Cook all ingredients in a 1 1/2 quart saucepan over medium heat, stirring constantly, about 4 minutes or until mixture forms a ball.

Remove from pan and let stand on counter 5 minutes.

Knead dough about 30 seconds or until it is smooth and blended.  Cool completely.  Store in airtight container in refrigerator.

* * * * * * * * * * * * * *

 

I made five individual batches of this dough on Tuesday evening.  Rich was away on a business trip and I had to find something to keep the kids occupied during the last remaining hours before bedtime. 

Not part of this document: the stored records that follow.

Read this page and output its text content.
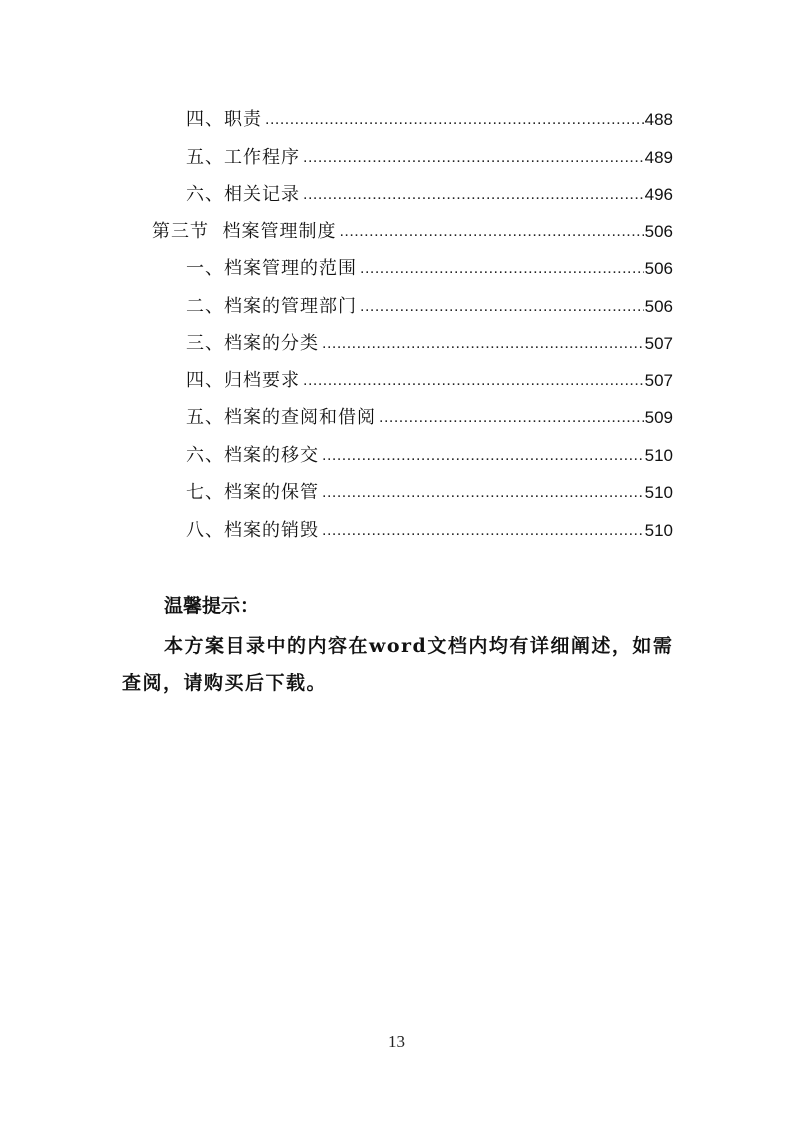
四、职责 .....	488
五、工作程序 .....	489
六、相关记录 .....	496
第三节  档案管理制度 .....	506
一、档案管理的范围 .....	506
二、档案的管理部门 .....	506
三、档案的分类 .....	507
四、归档要求 .....	507
五、档案的查阅和借阅 .....	509
六、档案的移交 .....	510
七、档案的保管 .....	510
八、档案的销毁 .....	510
温馨提示：

本方案目录中的内容在word文档内均有详细阐述，如需查阅，请购买后下载。

13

Rich got back late last night from his trip to New Jersey.  I am feeling overwhelmed, Ethan has the stomach bug now and I’m not getting much sleep at night…Seth wakes up every three hours during the night and this morning he was up at 4:30 with a stuffy nose that was making him frustrated, poor thing.

At this moment, Seth is napping, Ethan is sleeping on the couch, Jacob is reading a book, and Grace and Caleb are watching a Thomas the Tank Engine video.  David is at school until 11:30.  Rich is at work but is going to try to come home early (which means around 5, instead of 6:30/7pm).

I don’t want to write, because I’m afraid I would come across as complaining.  Things are just really busy for me right now and there’s nothing to do except keep going (and Rich says I’m doing great, so that makes me feel good). . . . . .and now it’s time for me to shower and get dressed.  One thing at a time!